Thursday, January 31, 2008

Australia: First impressions and before...

As The Molekhi would guess without any prompting, I'm out on an office trip again. And therefore on blog. This time, it's Australia - Melbourne at the moment. Here for a month, hopefully. It depends on whether India manage to make it to the final of the tri-series or not. If they don't, it's a month. If they do, throw in another week or so.

The Long Flight Goodbye
Somehow, my office travel desk managed to put us on a flight sequence that goes Delhi-Singapore-Darwin-Cairns-Melbourne. Australia isn't Antarctica, so reaching here should have been easier. It wasn't. So I reached my hotel in Melbourne 34 hours after leaving home.

And, with apologies to all who swear by it, the Singapore airport was no great shakes. It's got a lot of space, lots of shops, eateries and stuff, but Kuala Lumpur is better. It's flashier, more stylish, has airtrains or watchamacallits, is better lit up and has more shops and space. Not to say that the Singapore airport isn't nice, but no one raved about KL before I went there, but everyone had this distant, affectionate look on their faces when talking about the Changi airport.

But on the flipside, Changi has Big Foot. The foot massager. In the airport. Aah, the pleasure! And it's free.

Darwin and Cairns
Four hours apart from each other by air, the little I saw of the two cities was breathtaking. Idyllic valleys, slopes, greenery, blue skies. Both places. Of course, my view was restricted to what the airport windows allowed, but I liked what I saw. Interestingly, especially in Cairns, everything was white - cars, signboards, houses, buildings... Made it all look prettier with the green in the backdrop.

And then, Melbourne
It's stunning. It's one of the most beautiful cities I have ever been to. Picturesque as picturesque can get, helped by the widely known fact that Australia has more empty space than the rest of the world. Or something like that. There are huge, broad, empty roads. The only highrises are in the centre of the city, and make only for offices and malls and suchlike stuff. I believe Delhi is supposed to be the greenest capital in the world. Melbourne isn't a capital city, but is important enough to be one. And it's unbelievably green.

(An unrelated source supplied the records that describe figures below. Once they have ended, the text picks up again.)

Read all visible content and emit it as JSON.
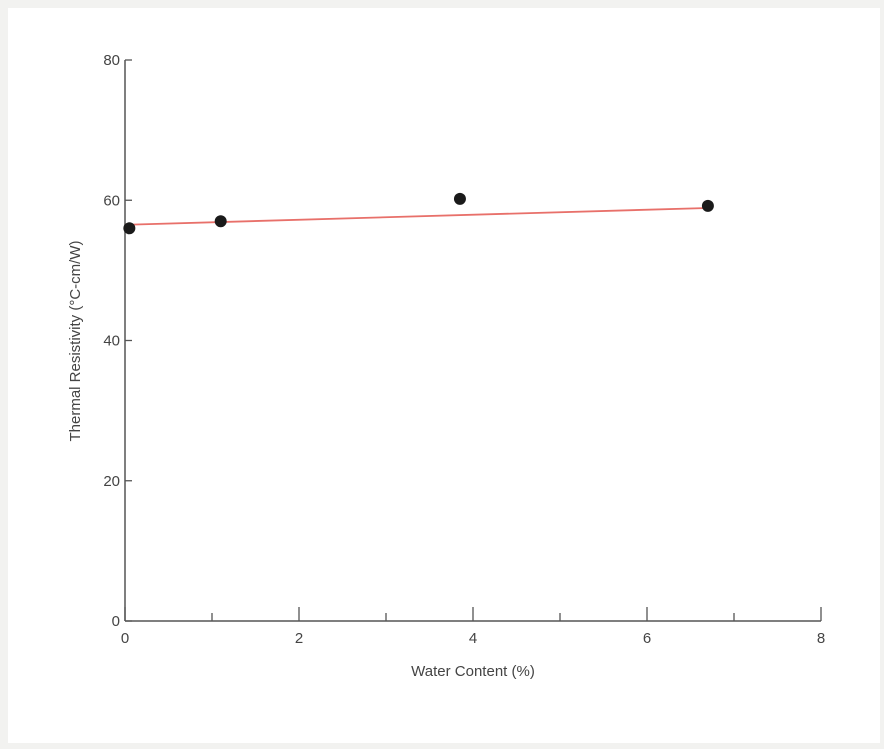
{
  "chart_data": {
    "type": "scatter",
    "title": "",
    "xlabel": "Water Content (%)",
    "ylabel": "Thermal Resistivity (°C-cm/W)",
    "xlim": [
      0,
      8
    ],
    "ylim": [
      0,
      80
    ],
    "x_ticks": [
      0,
      2,
      4,
      6,
      8
    ],
    "x_tick_labels": [
      "0",
      "2",
      "4",
      "6",
      "8"
    ],
    "x_minor_ticks": [
      1,
      3,
      5,
      7
    ],
    "y_ticks": [
      0,
      20,
      40,
      60,
      80
    ],
    "y_tick_labels": [
      "0",
      "20",
      "40",
      "60",
      "80"
    ],
    "grid": false,
    "legend": "none",
    "series": [
      {
        "points": [
          {
            "x": 0.05,
            "y": 56
          },
          {
            "x": 1.1,
            "y": 57
          },
          {
            "x": 3.85,
            "y": 60.2
          },
          {
            "x": 6.7,
            "y": 59.2
          }
        ],
        "color": "#1a1a1a"
      }
    ],
    "trend_line": {
      "x": [
        0,
        6.7
      ],
      "y": [
        56.5,
        58.9
      ],
      "color": "#e8706a"
    }
  }
}
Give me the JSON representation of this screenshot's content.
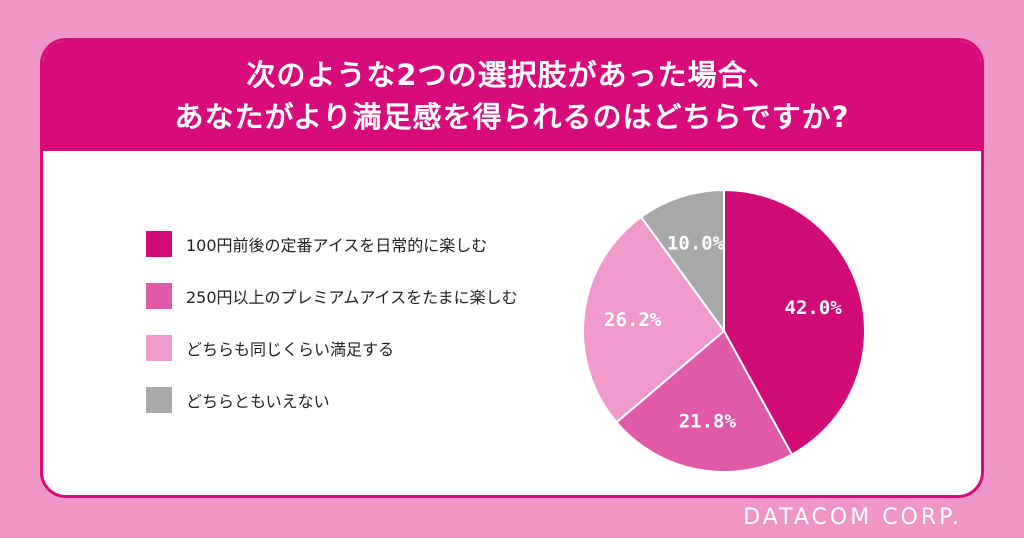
{
  "title": {
    "line1": "次のような2つの選択肢があった場合、",
    "line2": "あなたがより満足感を得られるのはどちらですか?"
  },
  "brand": "DATACOM CORP.",
  "colors": {
    "background": "#ef96c6",
    "accent": "#d80b7a"
  },
  "chart_data": {
    "type": "pie",
    "title": "次のような2つの選択肢があった場合、あなたがより満足感を得られるのはどちらですか?",
    "legend_position": "left",
    "slices": [
      {
        "label": "100円前後の定番アイスを日常的に楽しむ",
        "value": 42.0,
        "display": "42.0%",
        "color": "#d10c77"
      },
      {
        "label": "250円以上のプレミアムアイスをたまに楽しむ",
        "value": 21.8,
        "display": "21.8%",
        "color": "#e15aa8"
      },
      {
        "label": "どちらも同じくらい満足する",
        "value": 26.2,
        "display": "26.2%",
        "color": "#f09acb"
      },
      {
        "label": "どちらともいえない",
        "value": 10.0,
        "display": "10.0%",
        "color": "#a8a8a8"
      }
    ]
  }
}
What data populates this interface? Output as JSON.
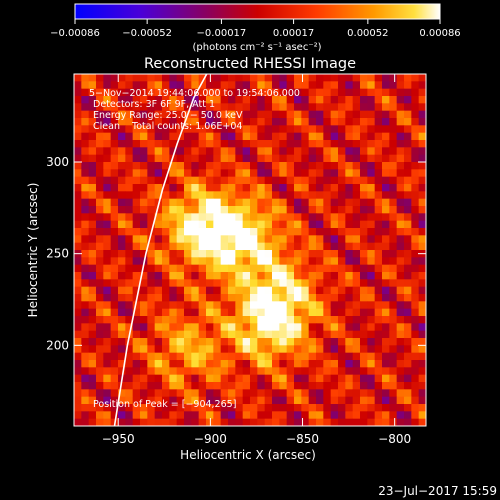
{
  "chart_data": {
    "type": "heatmap",
    "title": "Reconstructed RHESSI Image",
    "xlabel": "Heliocentric X (arcsec)",
    "ylabel": "Heliocentric Y (arcsec)",
    "xlim": [
      -974,
      -783
    ],
    "ylim": [
      156,
      348
    ],
    "x_ticks": [
      -950,
      -900,
      -850,
      -800
    ],
    "x_tick_labels": [
      "−950",
      "−900",
      "−850",
      "−800"
    ],
    "y_ticks": [
      200,
      250,
      300
    ],
    "y_tick_labels": [
      "200",
      "250",
      "300"
    ],
    "colorbar": {
      "range": [
        -0.00086,
        0.00086
      ],
      "ticks": [
        -0.00086,
        -0.00052,
        -0.00017,
        0.00017,
        0.00052,
        0.00086
      ],
      "tick_labels": [
        "−0.00086",
        "−0.00052",
        "−0.00017",
        "0.00017",
        "0.00052",
        "0.00086"
      ],
      "label": "(photons cm⁻² s⁻¹ asec⁻²)",
      "colors": [
        "#0000ff",
        "#6a00c8",
        "#8a0050",
        "#cc0000",
        "#ff4000",
        "#ff9a00",
        "#ffdd30",
        "#ffffff"
      ]
    },
    "annotations": [
      "5−Nov−2014 19:44:06.000 to 19:54:06.000",
      "Detectors: 3F 6F 9F, Att 1",
      "Energy Range: 25.0 − 50.0 keV",
      "Clean    Total counts: 1.06E+04"
    ],
    "peak_label": "Position of Peak = [−904,265]",
    "peak": [
      -904,
      265
    ],
    "limb_curve": {
      "x": [
        -952,
        -945,
        -935,
        -926,
        -918,
        -909,
        -902
      ],
      "y": [
        156,
        200,
        250,
        285,
        310,
        335,
        348
      ]
    },
    "sources": [
      {
        "x": -904,
        "y": 265,
        "amp": 1.0
      },
      {
        "x": -882,
        "y": 258,
        "amp": 0.85
      },
      {
        "x": -862,
        "y": 228,
        "amp": 0.7
      },
      {
        "x": -868,
        "y": 210,
        "amp": 0.8
      },
      {
        "x": -912,
        "y": 198,
        "amp": 0.55
      }
    ]
  },
  "footer": {
    "date_stamp": "23−Jul−2017 15:59"
  }
}
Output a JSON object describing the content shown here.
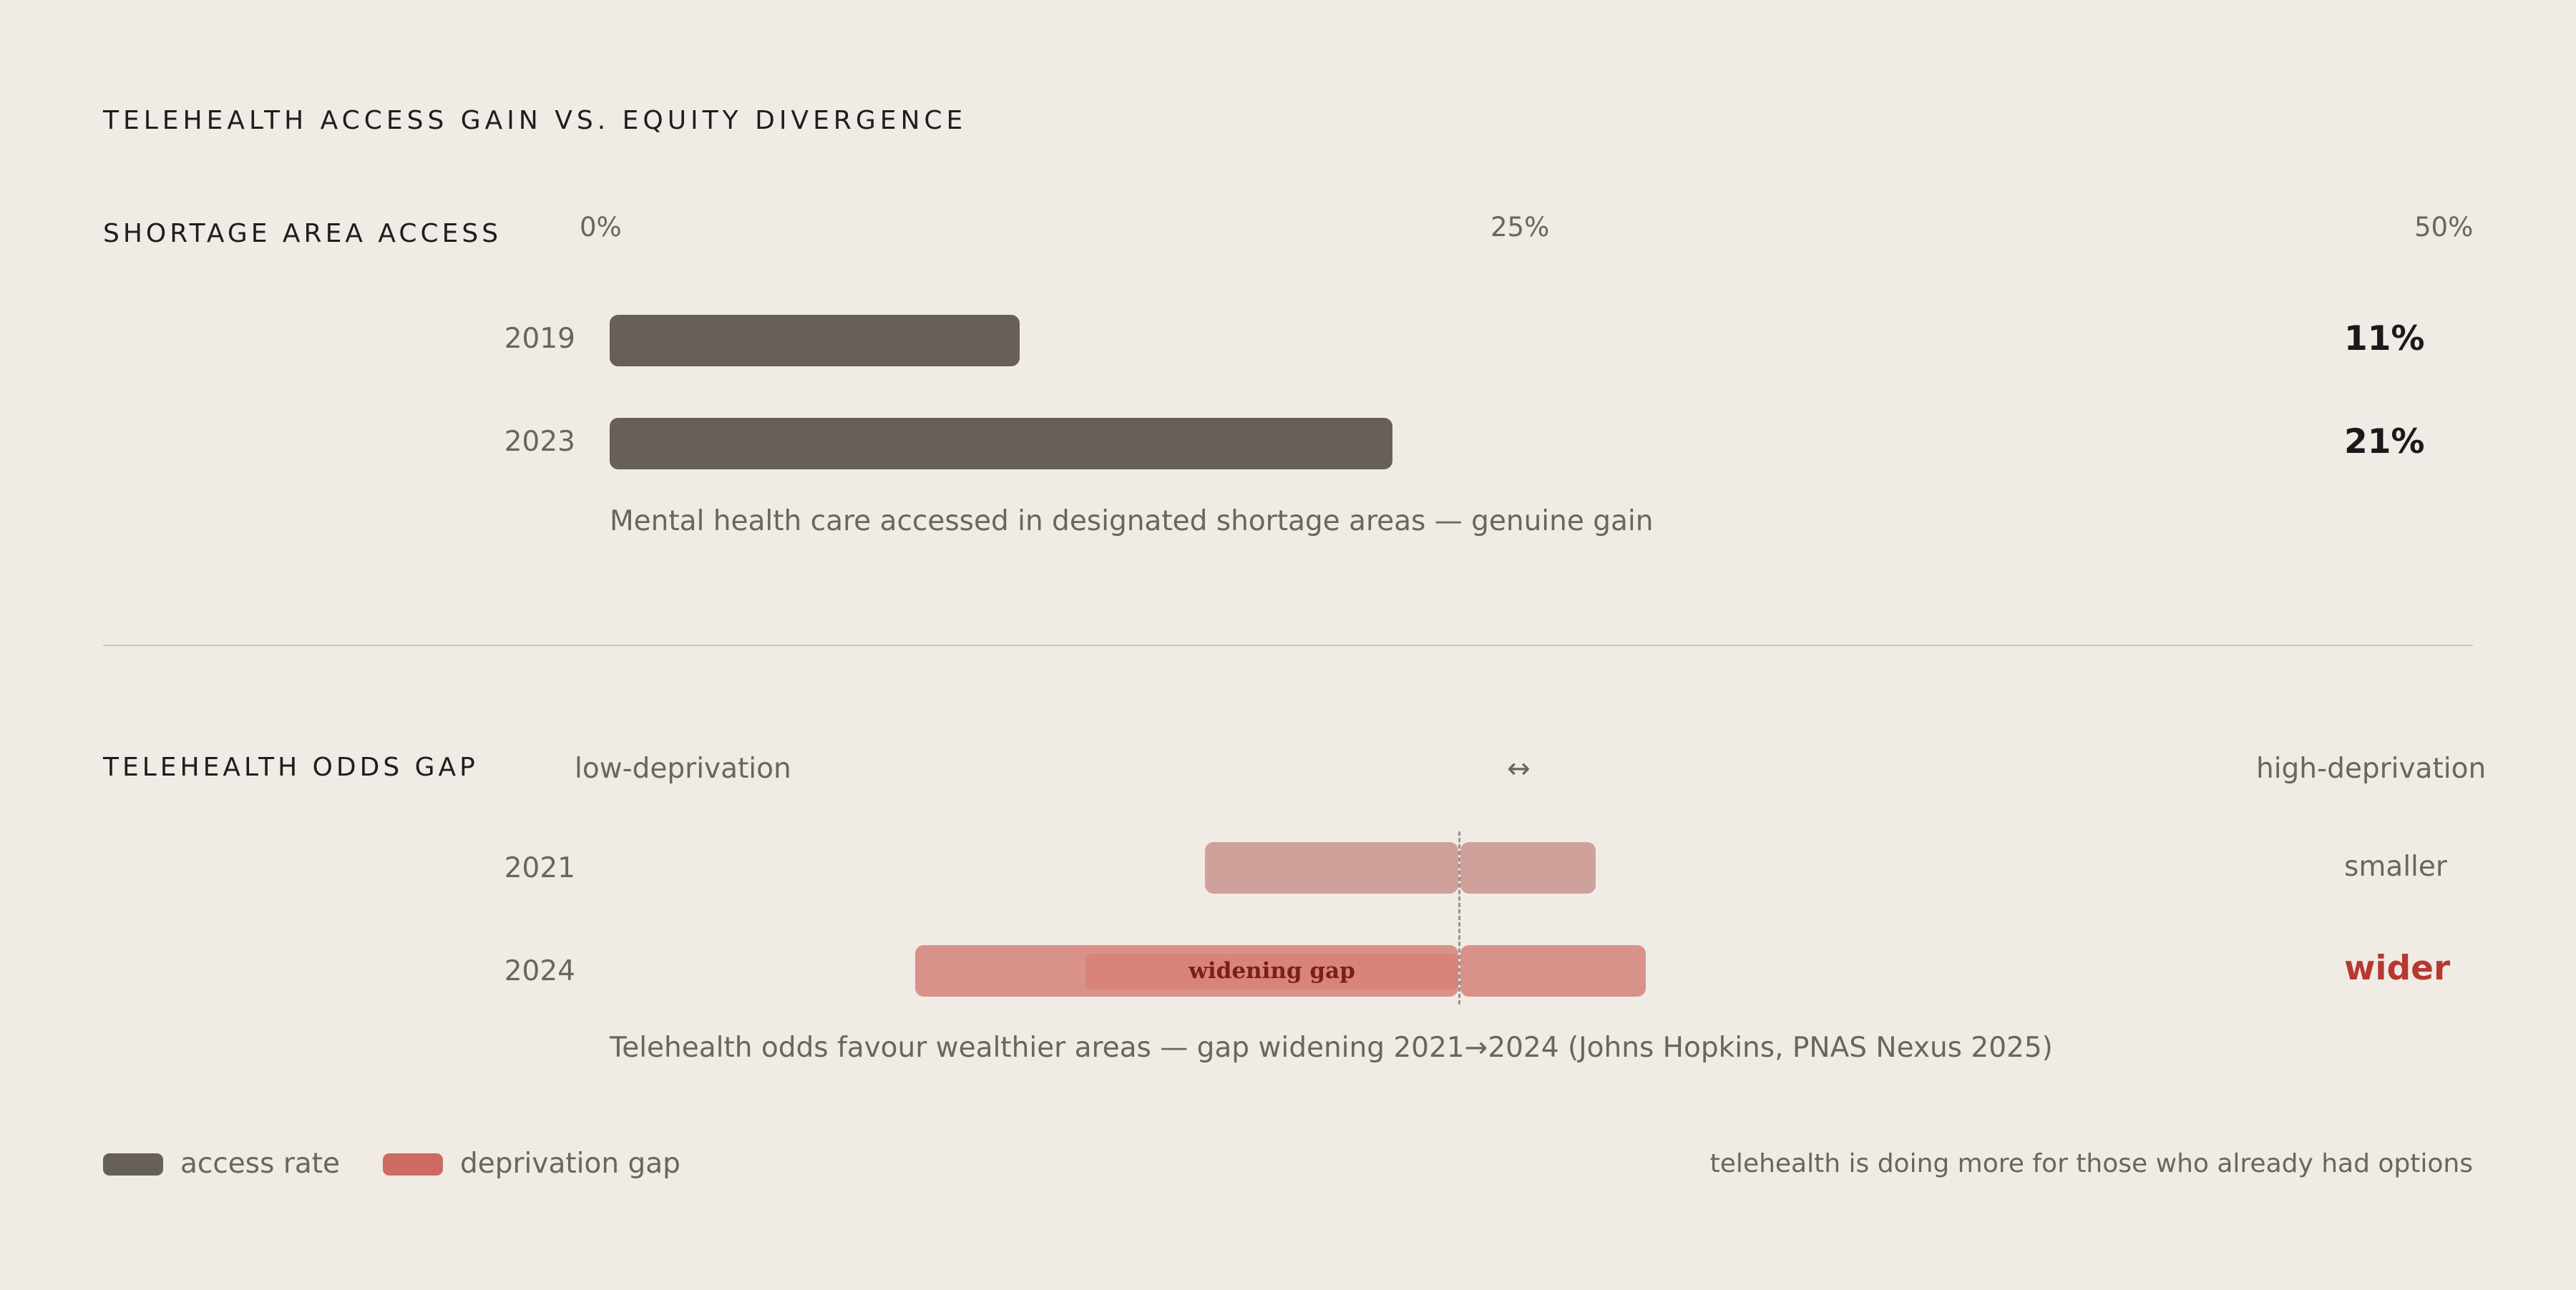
{
  "title": "TELEHEALTH ACCESS GAIN VS. EQUITY DIVERGENCE",
  "chart_data": [
    {
      "type": "bar",
      "section_title": "SHORTAGE AREA ACCESS",
      "axis_ticks": [
        "0%",
        "25%",
        "50%"
      ],
      "xlim": [
        0,
        50
      ],
      "categories": [
        "2019",
        "2023"
      ],
      "values": [
        11,
        21
      ],
      "value_labels": [
        "11%",
        "21%"
      ],
      "caption": "Mental health care accessed in designated shortage areas — genuine gain"
    },
    {
      "type": "bar",
      "section_title": "TELEHEALTH ODDS GAP",
      "axis_left": "low-deprivation",
      "axis_center": "↔",
      "axis_right": "high-deprivation",
      "categories": [
        "2021",
        "2024"
      ],
      "status": [
        "smaller",
        "wider"
      ],
      "annotation": "widening gap",
      "caption": "Telehealth odds favour wealthier areas — gap widening 2021→2024 (Johns Hopkins, PNAS Nexus 2025)"
    }
  ],
  "legend": [
    {
      "label": "access rate",
      "color": "#67605a"
    },
    {
      "label": "deprivation gap",
      "color": "#cd6b60"
    }
  ],
  "note": "telehealth is doing more for those who already had options"
}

Before coming here, I had my apprehensions about Australia and Australians. Having spent a day and a bit in Melbourne, I am ready to eat my thoughts. Melburnians are wonderful people. Every single one of the ones I have met. I don't know if they are racist. I've been told they are. But I haven't seen any of it. Every single person I have spoken to - for directions, for help with paying the tram fare, for advice on where I can buy what - has been helpful. And they have spoken to me with a smile. Every single one of them.

It's full of Indians and other subcontinentals. Unfortunately, all the ones I have met are students or taxi drivers or help in hotels and counter-guys. Unfortunately because I haven't seen too many of them out in suits and ties, which would mean they are doing well for themselves. Now, having said that, I know from my acquintances that the taxi drivers here make a fair bit of money. So when I say 'doing well for themselves', I only refer to the 'respect' part. Obviously from a traditional Indian point of view.

And while on the subject of expats, I met a Somalian for the first time in my life. A genteel middle-aged gentleman by an unpronouncable and unspellable name who drove me from the MCG to the city centre (Flinders Street).

The other things about Australians, or at least Melburnians, is that they love putting up signs. Yes, signs are useful and helpful. But everywhere you turn, there are millions of signs. Nice looking compact signs that don't end up looking like Calcutta where it seems everything's going to tumble down on your head, but signs nevertheless. No complaints. Just an observation.

Oh, since I mentioned Calcutta, yes, the trams do exist here as well. They don't look like a Farex can you've kept on your terrace for 26 years. They are stunning. Somewhat like the new green buses that you see on Delhi roads these days.

And of course, there's the MCG to write about. Will do that slightly later...

PS: The kangaroos, emus, crocodiles and ostriches remain untouched for the moment.